“They are a tough opponent, obviously, and it’s only going to be tougher from this point,” Hawks guard Bogdan Bogdanovic said.
Embiid dominated games 1 and 2. He had a so-so performance in Game 3, and the Sixers still blew out the Hawks. Young was just OK by his standards in games 2 and 3. The Hawks lost both by a 16-point margin.
Young scored 25 points in the first half of Game 1. He’s scored 59 points in the five halves since then, including 10 during garbage time Friday. Young’s scoring decline correlates with Ben Simmons becoming his primary defender.
Simmons is built like a center (6-foot-11) and moves like a point guard. Young (6-1) can’t shoot deep 3-pointers over Simmons. When he manages to drive by Simmons, Young still must worry about him getting a hand on floaters from behind. The Sixers also send Matisse Thybulle (6-5) and George Hill (6-4) at Young.
The Sixers are big all over. Embiid is so strong that not even superb Hawks defender Clint Capela can handle him one-on-one. Simmons can bully his way to the basket. Tobias Harris is strong with the ball through contact. Reserve Dwight Howard is 35 years old but still is strong around the basket.
“They did a good job of pounding us and taking advantage of their size,” Hawks interim coach Nate McMillan said.

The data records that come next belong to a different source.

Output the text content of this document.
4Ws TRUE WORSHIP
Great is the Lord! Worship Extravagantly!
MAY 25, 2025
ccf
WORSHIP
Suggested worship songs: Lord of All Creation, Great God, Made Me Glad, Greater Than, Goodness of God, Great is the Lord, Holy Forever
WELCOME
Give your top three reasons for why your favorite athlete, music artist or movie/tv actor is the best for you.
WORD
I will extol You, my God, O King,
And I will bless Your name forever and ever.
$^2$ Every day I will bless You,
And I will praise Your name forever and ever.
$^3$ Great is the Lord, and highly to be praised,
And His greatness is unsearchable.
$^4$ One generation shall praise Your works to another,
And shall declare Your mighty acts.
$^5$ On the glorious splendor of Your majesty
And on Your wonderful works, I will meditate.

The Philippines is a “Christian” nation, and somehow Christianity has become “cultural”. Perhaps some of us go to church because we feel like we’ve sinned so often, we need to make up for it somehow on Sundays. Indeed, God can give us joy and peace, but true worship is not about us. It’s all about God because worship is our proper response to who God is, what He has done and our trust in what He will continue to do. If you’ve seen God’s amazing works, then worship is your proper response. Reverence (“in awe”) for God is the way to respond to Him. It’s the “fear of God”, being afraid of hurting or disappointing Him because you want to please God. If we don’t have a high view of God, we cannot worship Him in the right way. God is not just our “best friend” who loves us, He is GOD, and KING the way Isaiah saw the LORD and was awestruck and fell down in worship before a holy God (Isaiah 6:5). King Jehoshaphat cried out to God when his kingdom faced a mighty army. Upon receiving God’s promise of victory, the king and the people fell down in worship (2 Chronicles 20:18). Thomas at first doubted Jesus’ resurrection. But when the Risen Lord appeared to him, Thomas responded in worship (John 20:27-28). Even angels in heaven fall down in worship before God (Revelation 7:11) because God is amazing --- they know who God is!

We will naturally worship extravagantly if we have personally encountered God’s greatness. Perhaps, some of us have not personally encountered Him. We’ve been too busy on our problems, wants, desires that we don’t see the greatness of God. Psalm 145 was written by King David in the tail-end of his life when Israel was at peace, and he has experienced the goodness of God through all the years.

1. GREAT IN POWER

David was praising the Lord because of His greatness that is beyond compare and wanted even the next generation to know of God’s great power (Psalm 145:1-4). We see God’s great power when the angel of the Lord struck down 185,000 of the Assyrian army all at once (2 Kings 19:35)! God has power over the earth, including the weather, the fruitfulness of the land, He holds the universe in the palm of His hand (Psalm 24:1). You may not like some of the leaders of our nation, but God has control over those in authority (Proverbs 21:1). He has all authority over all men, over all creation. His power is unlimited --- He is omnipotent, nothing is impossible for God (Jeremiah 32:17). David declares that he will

It’s not just that the Sixers are big. Their big guys are skilled, too. Embiid, Simmons and Harris all can work to get their shots. They all can pass to teammates who flash open when the defense reacts. The Hawks must scramble to account for all those options. They haven’t made the Sixers do the same since Game 1.
The Hawks are constructed so that opponents pay for keying on Young, one of the NBA’s premier playmakers. If he’s not scoring, he’s setting up teammates for easy shots. The Knicks couldn’t prevent Young from controlling the game even when he wasn’t scoring. The Sixers took control of the series once they figured out how to do it.
Simmons and the Sixers have smothered Young on pick-and-rolls. They’ve shut down his driving and passing lanes. The Hawks want to share the ball, but Sixers defenders are everywhere. All that size is giving the Hawks problems.
Said Young: “When you have guys with long arms and tall guys make it more difficult. But it’s not anything we can’t handle and correct and adjust to going into Game 4.”
What’s the best way for the Hawks to counter Philadelphia’s size?
“I don’t know yet,” Young said. “We’ve got to figure it out.”
76ers 127, Hawks 111 (box score)
McMillan offered a glimpse of one option once the Hawks were hopelessly behind in Game 3. He deployed a big lineup with Capela, John Collins and Danilo Gallinari. The problem with that strategy is that Philadelphia’s big lineup is better.
The Hawks could try going small and spreading out the Sixers. That’s risky if it means fewer minutes for Capela, their best rim protector. Then again, Capela has had to stray away from the basket to guard Embiid. And Capela hasn’t scored enough to offset his reduced defensive impact (29 points total in the series).
Anyway, the Hawks haven’t shot well enough to make a small lineup work. They made 13 of 23 3-point shots in the first half of Game 1. They are 24-of-77 on 3′s since. The Sixers don’t have to help as much off shooters when Simmons is keeping Young out of the paint. And did I mention they’ve got big guys everywhere?
There may be no adjustment the Hawks can make to win this series. McMillan would have more options if De’Andre Hunter (knee) were available. Hunter is a big, physical wing player who would help with mismatches at both ends. With Hunter out and Simmons chasing Young, the Hawks haven’t been able to keep up with the Sixers.
In the first half of Game 3, the Hawks controlled Embiid better than they had all series. They still trailed 61-56 at the break. Then Embiid and Simmons combined for 22 points in the third quarter. The Hawks were down 95-75 going into the fourth and their deficit never dipped below 14 points from there.
In games 1 and 2, Embiid schooled the Hawks with an array of deft moves from the high post. In Game 3, he seemed more concerned with hunting for fouls. He got a few calls on flops while scoring 12 of his 27 points on free throws. The Hawks complained about it, and they had a point, but their unfavorable whistles weren’t their problem.
Harris hurt the Hawks nearly as much as Embiid. He went past Gallinari, who is big enough to guard him but slow of foot. Harris scored over Solomon Hill, who is quicker than Gallinari but not as long. Harris is another difficult Sixers matchup.
And Sixers reserves flipped the script for Game 3. The Sixers looked on their way to a rout in Game 2 until their bench players checked in. The Hawks’ bench outscored them 32-0 in the first half of Game 2. In Game 3, Sixers reserves had a 30-8 edge on their Hawks counterparts in the first half and 50-30 for the game.
The Sixers are deeper than the Hawks. They are bigger. They are better. The Hawks will try to figure out how to win this series, anyway.